A Companion
for Liberatory
Practice
II. Inhabiting Complexity
Complexity
Complexity: An abundance of inseparable wholes, each of which holds its own truth. See Billie Zangewa’s The Rebirth of Black Venus, Hand-stitched silk collage, 50 × 51 1/5 inches,
https://www.lehmannmaupin.com/artists/billie-zangewa
and discussion in “Body Talk,” in Frieze online (April 15, 2022), https://www.frieze.com/article/body-talk
Eco soma
Eco soma: "What is “eco soma”? I approach this phrase as a mash-up, an encounter zone all by itself: there is “ecosomatics,” a term somewhere between exclusion and inclusion, with undertones of neoliberal self-care, of White settler appropriation of Indigenous practices, a bit New Agey, a bit old ritual. And there is “eco soma:” a two step, a longer phrase, a stumble, the hesitation marks left in. The break holds hope and promise. I propose “eco soma” as a method for working with somatics in performance: both in the production and the reception of somatic-flavored work."
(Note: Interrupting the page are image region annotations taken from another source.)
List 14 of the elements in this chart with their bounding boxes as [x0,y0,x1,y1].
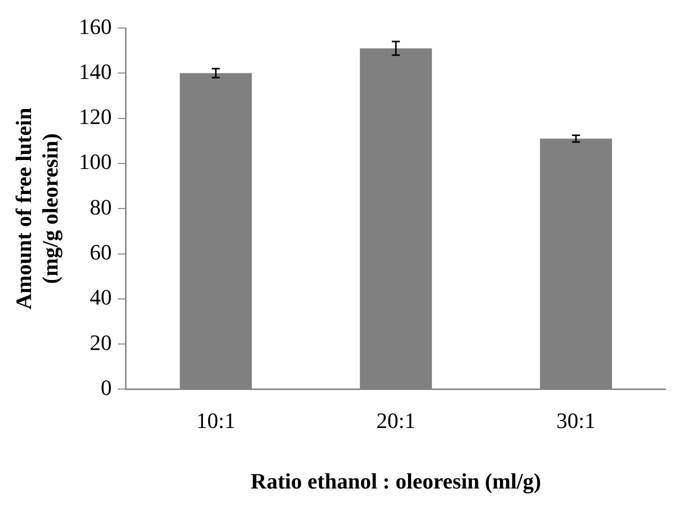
x-tick-label: 10:1 [196,408,236,434]
y-tick-label: 0 [100,374,112,400]
x-axis-title: Ratio ethanol : oleoresin (ml/g) [250,468,542,494]
x-tick-label: 30:1 [556,408,596,434]
y-tick-label: 120 [78,104,112,130]
y-tick-label: 40 [90,284,112,310]
y-tick-label: 140 [78,58,112,84]
y-tick-label: 60 [90,240,112,265]
y-tick-label: 80 [90,194,112,220]
y-tick-label: 100 [78,149,112,174]
y-tick-label: 20 [90,330,112,355]
y-axis-title: Amount of free lutein (mg/g oleoresin) [10,108,62,310]
y-tick-label: 160 [78,14,112,39]
x-tick-label: 20:1 [376,408,416,434]
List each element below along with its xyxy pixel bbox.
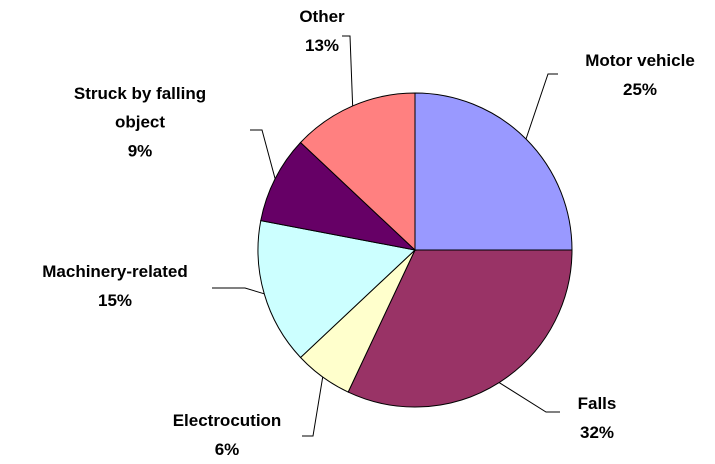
slice-value-label: 13% [305,36,339,55]
pie-slice [347,249,573,408]
pie-slice [257,219,417,359]
slice-label: Other [299,7,345,26]
pie-slice [414,92,573,251]
leader-line [302,376,324,437]
slice-value-label: 6% [215,440,240,459]
leader-line [525,73,558,140]
slice-label: Motor vehicle [585,51,695,70]
slice-label: Electrocution [173,411,282,430]
leader-line [212,287,265,295]
leader-line [342,35,354,106]
slice-value-label: 25% [623,80,657,99]
slice-label: Falls [578,394,617,413]
slice-value-label: 32% [580,423,614,442]
slice-value-label: 15% [98,291,132,310]
pie-slice [260,141,417,251]
slice-value-label: 9% [128,141,153,160]
pie-slice [299,92,416,252]
slice-label: Struck by falling object [74,84,206,132]
slice-label: Machinery-related [42,262,188,281]
leader-line [498,382,560,413]
leader-line [250,129,276,179]
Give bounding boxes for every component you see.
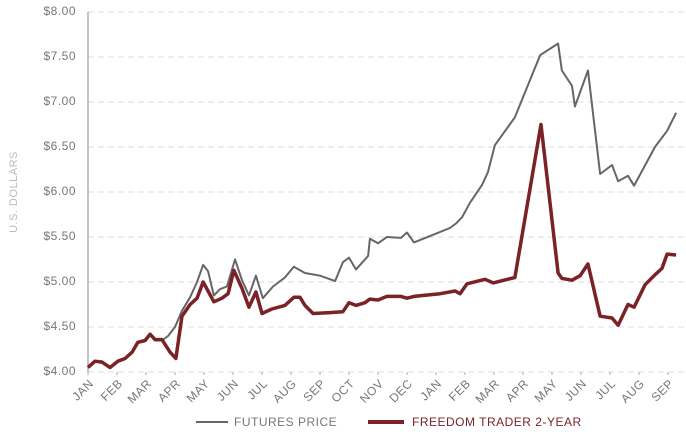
y-tick-label: $4.50 [43, 319, 76, 333]
legend-label: FREEDOM TRADER 2-YEAR [412, 415, 582, 429]
x-tick-label: JUN [214, 376, 241, 403]
legend-label: FUTURES PRICE [234, 415, 337, 429]
x-tick-label: JUL [592, 376, 618, 402]
x-tick-label: FEB [98, 376, 125, 403]
x-tick-label: APR [503, 376, 531, 404]
x-tick-label: AUG [270, 376, 299, 405]
y-tick-label: $8.00 [43, 4, 76, 18]
x-tick-label: MAY [184, 376, 213, 405]
y-tick-label: $5.00 [43, 274, 76, 288]
x-tick-label: SEP [300, 376, 328, 404]
x-tick-label: JAN [69, 376, 96, 403]
x-tick-label: AUG [618, 376, 647, 405]
y-tick-label: $7.00 [43, 94, 76, 108]
x-tick-label: MAR [473, 376, 503, 406]
x-tick-label: JUL [244, 376, 270, 402]
y-tick-label: $4.00 [43, 364, 76, 378]
x-tick-label: DEC [386, 376, 415, 405]
x-tick-label: OCT [328, 376, 357, 405]
x-tick-label: SEP [648, 376, 676, 404]
x-tick-label: MAR [125, 376, 155, 406]
y-axis-label: U.S. DOLLARS [8, 151, 20, 233]
y-tick-label: $6.50 [43, 139, 76, 153]
series-line [86, 122, 677, 370]
x-tick-label: JUN [562, 376, 589, 403]
x-tick-label: FEB [446, 376, 473, 403]
x-tick-label: MAY [532, 376, 561, 405]
y-tick-label: $7.50 [43, 49, 76, 63]
x-tick-label: JAN [417, 376, 444, 403]
y-tick-label: $6.00 [43, 184, 76, 198]
x-tick-label: NOV [357, 376, 386, 405]
x-tick-label: APR [155, 376, 183, 404]
y-tick-label: $5.50 [43, 229, 76, 243]
series-line [87, 42, 678, 369]
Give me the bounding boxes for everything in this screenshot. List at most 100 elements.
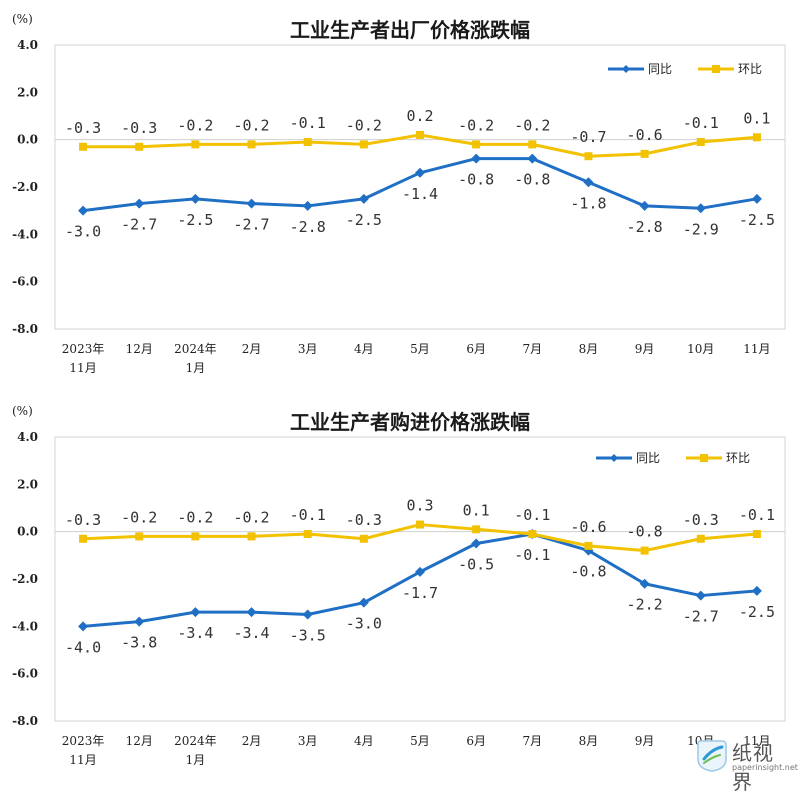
data-label-yoy: -4.0 — [65, 638, 101, 656]
data-label-mom: -0.8 — [627, 523, 663, 541]
data-label-mom: -0.3 — [683, 511, 719, 529]
data-point-mom — [416, 520, 424, 529]
x-tick-label: 11月 — [743, 342, 770, 356]
x-tick-label: 4月 — [354, 734, 374, 748]
x-tick-label: 2023年 — [62, 734, 105, 748]
data-point-mom — [752, 133, 761, 142]
data-point-yoy — [751, 193, 762, 204]
chart-svg: 4.0 2.0 0.0 -2.0 -4.0 -6.0 -8.0 2023年 11月 12月 2024… — [12, 430, 786, 767]
x-tick-label: 7月 — [522, 342, 542, 356]
data-label-mom: -0.1 — [290, 114, 326, 132]
data-label-mom: -0.2 — [233, 116, 269, 134]
x-tick-label: 5月 — [410, 342, 430, 356]
x-tick-label: 3月 — [298, 734, 318, 748]
data-label-yoy: -0.8 — [570, 563, 606, 581]
data-point-mom — [79, 142, 88, 151]
chart-title: 工业生产者出厂价格涨跌幅 — [290, 18, 530, 42]
x-tick-label: 10月 — [687, 342, 714, 356]
data-point-yoy — [583, 545, 594, 556]
data-point-mom — [359, 534, 368, 543]
data-point-mom — [472, 140, 481, 149]
data-point-mom — [528, 530, 537, 539]
x-tick-label: 7月 — [522, 734, 542, 748]
y-tick-label: -8.0 — [12, 714, 38, 728]
data-label-yoy: -1.8 — [570, 194, 606, 212]
y-tick-label: 0.0 — [17, 133, 38, 147]
data-label-yoy: -2.9 — [683, 220, 719, 238]
data-point-yoy — [639, 578, 650, 589]
data-label-mom: -0.2 — [121, 508, 157, 526]
data-label-mom: -0.2 — [514, 116, 550, 134]
x-tick-label: 4月 — [354, 342, 374, 356]
paperinsight-logo-icon — [697, 740, 727, 772]
y-tick-label: -6.0 — [12, 667, 38, 681]
y-unit-label: (%) — [12, 404, 33, 418]
data-point-yoy — [583, 177, 594, 188]
x-tick-label: 11月 — [743, 734, 770, 748]
chart-svg: 4.0 2.0 0.0 -2.0 -4.0 -6.0 -8.0 2023年 11月 12月 2024… — [12, 38, 786, 375]
data-point-yoy — [415, 167, 425, 178]
x-tick-label: 1月 — [186, 753, 206, 767]
data-label-mom: -0.2 — [233, 508, 269, 526]
data-label-mom: -0.3 — [346, 511, 382, 529]
data-label-yoy: -1.7 — [402, 584, 438, 602]
data-point-yoy — [246, 607, 257, 618]
y-tick-label: 0.0 — [17, 525, 38, 539]
data-point-yoy — [302, 609, 313, 620]
data-label-yoy: -3.5 — [290, 627, 326, 645]
data-point-mom — [247, 532, 256, 541]
data-label-mom: -0.1 — [290, 506, 326, 524]
data-point-mom — [191, 140, 200, 149]
y-tick-label: -4.0 — [12, 227, 38, 241]
data-label-mom: -0.3 — [65, 511, 101, 529]
data-point-mom — [584, 152, 593, 161]
data-label-yoy: -2.5 — [739, 211, 775, 229]
data-label-yoy: -2.5 — [739, 603, 775, 621]
data-point-yoy — [78, 621, 89, 632]
data-point-yoy — [134, 198, 145, 209]
data-point-mom — [696, 534, 705, 543]
x-tick-label: 5月 — [410, 734, 430, 748]
data-point-mom — [640, 149, 649, 158]
data-point-yoy — [471, 538, 482, 549]
data-point-yoy — [78, 205, 89, 216]
data-point-yoy — [695, 590, 706, 601]
data-label-yoy: -2.5 — [177, 211, 213, 229]
data-label-yoy: -0.1 — [514, 546, 550, 564]
data-label-yoy: -0.8 — [458, 171, 494, 189]
watermark-text: 纸视界 — [732, 741, 774, 794]
data-point-yoy — [751, 585, 762, 596]
x-tick-label: 8月 — [579, 342, 599, 356]
data-point-mom — [135, 142, 144, 151]
data-point-yoy — [302, 200, 313, 211]
data-point-mom — [584, 541, 593, 550]
data-point-yoy — [190, 193, 201, 204]
data-point-mom — [752, 530, 761, 539]
x-tick-label: 12月 — [126, 342, 153, 356]
data-point-mom — [640, 546, 649, 555]
y-tick-label: -6.0 — [12, 275, 38, 289]
data-label-mom: -0.6 — [570, 518, 606, 536]
data-label-yoy: -3.4 — [177, 624, 213, 642]
data-label-yoy: -0.8 — [514, 171, 550, 189]
data-label-yoy: -3.4 — [233, 624, 269, 642]
x-tick-label: 6月 — [466, 342, 486, 356]
data-point-yoy — [358, 597, 369, 608]
data-label-mom: -0.6 — [627, 126, 663, 144]
x-tick-label: 11月 — [69, 753, 96, 767]
data-point-mom — [359, 140, 368, 149]
x-tick-label: 2024年 — [174, 734, 217, 748]
data-label-yoy: -2.8 — [290, 218, 326, 236]
data-label-yoy: -2.7 — [683, 608, 719, 626]
data-point-yoy — [358, 193, 369, 204]
data-label-yoy: -2.8 — [627, 218, 663, 236]
x-tick-label: 2月 — [242, 734, 262, 748]
data-label-mom: 0.3 — [406, 497, 433, 515]
plot-frame — [54, 44, 786, 330]
data-label-yoy: -1.4 — [402, 185, 438, 203]
x-tick-label: 1月 — [186, 361, 206, 375]
watermark-subtext: paperinsight.net — [732, 763, 798, 772]
x-tick-label: 6月 — [466, 734, 486, 748]
data-point-yoy — [527, 153, 538, 164]
data-label-yoy: -2.7 — [233, 216, 269, 234]
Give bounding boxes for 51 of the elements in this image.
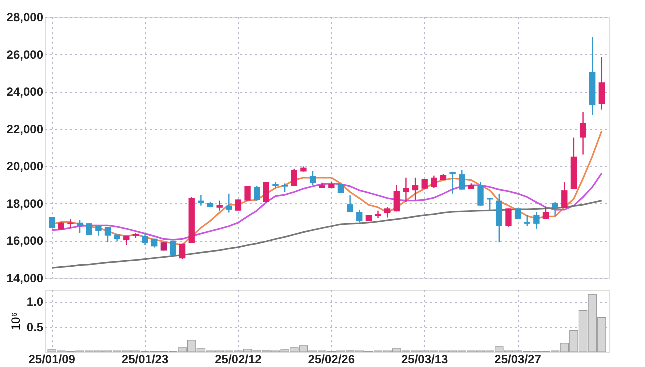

—Petra Kuppers, Eco Soma: Pain and Joy in Speculative Performance (Minneapolis: University of Minnesota Press, 2022), 1.
Somatics
Somatics: “The word somatics comes from the Greek root soma, which means ‘the living organism in its wholeness.’ Although it can be cumbersome, it is the best word we have in English to understand human beings as integrated mind, body, spirit, and social, relational beings.”
—Staci Haines, The Politics of Trauma (Berkeley: North Atlantic Books, 2019), 19-20.